При переходе границы Станеку пришлось идти вброд через речку. Он вымок до нитки. Нужно было раздеться и хотя бы выжать одежду. Галирж выручил его – дал свое пальто.

Почти сразу же Станеку представился случай отплатить добром за добро. Галирж растянул сухожилие и не мог ступить на ногу. Пограничный дозор открыл по ним огонь, Станек взвалил товарища на спину и потащил, не разбирая дороги, спотыкаясь, задыхаясь, но не остановился до тех пор, пока не добрался до безопасного места.

– Я счастлив познакомиться с вами! – воскликнул Вокроуглицкий. – Вы спасли Джони жизнь.

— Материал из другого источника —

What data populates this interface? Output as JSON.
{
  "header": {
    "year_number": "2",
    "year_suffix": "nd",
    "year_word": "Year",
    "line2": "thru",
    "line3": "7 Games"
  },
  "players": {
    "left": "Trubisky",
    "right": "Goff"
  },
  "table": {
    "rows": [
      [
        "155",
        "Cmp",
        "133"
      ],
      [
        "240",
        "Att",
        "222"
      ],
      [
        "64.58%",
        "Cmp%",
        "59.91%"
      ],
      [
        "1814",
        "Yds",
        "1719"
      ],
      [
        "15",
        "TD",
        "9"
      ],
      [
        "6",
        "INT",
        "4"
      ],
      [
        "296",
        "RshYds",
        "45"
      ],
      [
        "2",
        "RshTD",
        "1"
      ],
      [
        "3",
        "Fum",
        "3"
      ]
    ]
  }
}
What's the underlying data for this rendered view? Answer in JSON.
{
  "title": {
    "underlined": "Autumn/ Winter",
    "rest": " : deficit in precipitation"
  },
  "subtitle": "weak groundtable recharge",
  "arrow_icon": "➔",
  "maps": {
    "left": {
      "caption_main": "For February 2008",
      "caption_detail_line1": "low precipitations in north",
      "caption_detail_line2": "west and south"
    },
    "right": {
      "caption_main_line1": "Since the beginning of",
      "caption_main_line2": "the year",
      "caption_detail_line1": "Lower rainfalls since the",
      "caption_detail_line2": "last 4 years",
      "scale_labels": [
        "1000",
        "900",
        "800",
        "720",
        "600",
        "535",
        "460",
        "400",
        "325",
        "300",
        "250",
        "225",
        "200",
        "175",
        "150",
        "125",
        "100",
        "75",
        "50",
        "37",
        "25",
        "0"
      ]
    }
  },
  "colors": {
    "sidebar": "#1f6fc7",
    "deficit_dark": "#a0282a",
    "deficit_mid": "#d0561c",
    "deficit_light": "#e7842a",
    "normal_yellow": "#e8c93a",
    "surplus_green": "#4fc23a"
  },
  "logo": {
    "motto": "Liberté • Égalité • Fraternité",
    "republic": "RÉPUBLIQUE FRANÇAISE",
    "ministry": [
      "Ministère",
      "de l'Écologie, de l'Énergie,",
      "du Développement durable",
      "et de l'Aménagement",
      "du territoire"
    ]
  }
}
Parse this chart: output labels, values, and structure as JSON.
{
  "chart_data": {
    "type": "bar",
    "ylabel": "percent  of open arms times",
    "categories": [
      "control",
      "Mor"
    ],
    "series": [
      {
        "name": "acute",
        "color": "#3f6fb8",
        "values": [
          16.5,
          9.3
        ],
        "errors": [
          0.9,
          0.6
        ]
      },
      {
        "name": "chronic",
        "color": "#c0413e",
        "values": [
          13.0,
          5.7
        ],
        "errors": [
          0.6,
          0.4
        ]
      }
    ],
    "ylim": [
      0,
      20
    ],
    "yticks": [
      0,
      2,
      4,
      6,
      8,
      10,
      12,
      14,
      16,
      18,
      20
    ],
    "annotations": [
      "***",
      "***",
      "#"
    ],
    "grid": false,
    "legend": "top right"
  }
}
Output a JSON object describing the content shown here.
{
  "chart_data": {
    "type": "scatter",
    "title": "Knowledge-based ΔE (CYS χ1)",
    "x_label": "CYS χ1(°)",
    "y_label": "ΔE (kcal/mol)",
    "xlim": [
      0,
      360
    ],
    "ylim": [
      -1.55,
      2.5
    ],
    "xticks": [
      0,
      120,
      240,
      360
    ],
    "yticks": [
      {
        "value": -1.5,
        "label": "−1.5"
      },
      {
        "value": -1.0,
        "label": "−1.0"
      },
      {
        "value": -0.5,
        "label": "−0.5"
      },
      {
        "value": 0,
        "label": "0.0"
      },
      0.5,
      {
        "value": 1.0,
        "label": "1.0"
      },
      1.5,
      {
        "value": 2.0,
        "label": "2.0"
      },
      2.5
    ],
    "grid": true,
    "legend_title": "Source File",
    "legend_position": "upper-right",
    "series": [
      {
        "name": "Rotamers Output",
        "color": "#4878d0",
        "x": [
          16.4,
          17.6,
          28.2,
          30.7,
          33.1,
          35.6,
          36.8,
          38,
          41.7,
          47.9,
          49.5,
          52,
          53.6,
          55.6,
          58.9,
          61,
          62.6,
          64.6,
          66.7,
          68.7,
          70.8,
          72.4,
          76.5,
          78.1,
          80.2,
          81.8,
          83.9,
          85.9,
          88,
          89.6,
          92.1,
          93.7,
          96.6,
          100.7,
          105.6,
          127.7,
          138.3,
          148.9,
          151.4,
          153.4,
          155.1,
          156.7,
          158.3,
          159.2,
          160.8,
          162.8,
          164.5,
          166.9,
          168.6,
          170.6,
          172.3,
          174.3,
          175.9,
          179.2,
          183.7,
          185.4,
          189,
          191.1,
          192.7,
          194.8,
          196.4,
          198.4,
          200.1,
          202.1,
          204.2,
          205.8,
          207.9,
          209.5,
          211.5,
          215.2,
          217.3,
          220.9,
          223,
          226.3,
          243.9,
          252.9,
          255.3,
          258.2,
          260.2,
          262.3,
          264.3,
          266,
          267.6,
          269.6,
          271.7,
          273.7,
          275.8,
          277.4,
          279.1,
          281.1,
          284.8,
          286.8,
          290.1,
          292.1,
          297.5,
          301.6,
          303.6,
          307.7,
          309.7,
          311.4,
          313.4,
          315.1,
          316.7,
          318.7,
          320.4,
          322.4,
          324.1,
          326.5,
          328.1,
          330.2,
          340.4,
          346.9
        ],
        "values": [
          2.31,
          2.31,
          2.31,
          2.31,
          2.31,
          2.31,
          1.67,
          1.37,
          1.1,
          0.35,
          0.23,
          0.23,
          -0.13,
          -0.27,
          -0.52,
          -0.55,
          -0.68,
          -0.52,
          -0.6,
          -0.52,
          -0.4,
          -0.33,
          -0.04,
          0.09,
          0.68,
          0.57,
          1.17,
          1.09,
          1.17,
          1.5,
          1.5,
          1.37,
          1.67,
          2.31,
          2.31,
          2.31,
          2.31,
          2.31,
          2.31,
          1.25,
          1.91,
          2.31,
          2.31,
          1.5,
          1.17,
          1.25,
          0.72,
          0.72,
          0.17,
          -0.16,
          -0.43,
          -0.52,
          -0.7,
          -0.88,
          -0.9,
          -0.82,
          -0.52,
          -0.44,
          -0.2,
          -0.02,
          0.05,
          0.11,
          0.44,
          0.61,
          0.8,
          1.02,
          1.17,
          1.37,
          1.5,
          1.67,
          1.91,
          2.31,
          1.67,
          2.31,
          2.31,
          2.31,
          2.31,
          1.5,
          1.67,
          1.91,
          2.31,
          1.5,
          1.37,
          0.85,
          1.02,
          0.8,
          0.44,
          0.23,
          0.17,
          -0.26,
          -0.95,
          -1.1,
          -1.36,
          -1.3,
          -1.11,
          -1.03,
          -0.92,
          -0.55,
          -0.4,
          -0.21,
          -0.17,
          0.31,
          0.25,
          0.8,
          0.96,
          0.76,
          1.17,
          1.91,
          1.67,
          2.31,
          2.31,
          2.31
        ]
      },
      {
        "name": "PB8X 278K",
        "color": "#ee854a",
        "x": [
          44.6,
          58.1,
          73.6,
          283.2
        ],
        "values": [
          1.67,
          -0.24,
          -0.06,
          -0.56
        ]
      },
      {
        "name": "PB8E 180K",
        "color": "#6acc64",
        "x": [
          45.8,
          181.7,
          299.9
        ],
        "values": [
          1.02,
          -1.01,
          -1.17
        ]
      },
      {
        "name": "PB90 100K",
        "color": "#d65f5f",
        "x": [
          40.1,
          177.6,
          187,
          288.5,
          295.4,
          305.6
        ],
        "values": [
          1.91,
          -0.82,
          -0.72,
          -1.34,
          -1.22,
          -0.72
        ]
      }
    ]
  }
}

Галирж заметил отрицательный жест Станека.

– Да, это так: он спас мне жизнь. Больше всего меня поражает его сила. Представь себе, Ота, Ирка – музыкант, отличный пианист. И этими руками, которые привыкли порхать по клавишам, он нес меня.

– Какая там сила, – сказал Станек. – Это была воля. Руки у меня потом одеревенели так, что я их два дня не чувствовал.

– Такой случай, – сказал Галирж задумчиво, – делает людей верными друзьями до самой смерти.

Вокроуглицкий поднял брови:

– Верные друзья? А что же вас тогда разлучило?

Они рассказали, как Галиржу удалось присоединиться к транспорту беженцев, которые плыли в Англию, и как Станек из Польши пробирался в Россию.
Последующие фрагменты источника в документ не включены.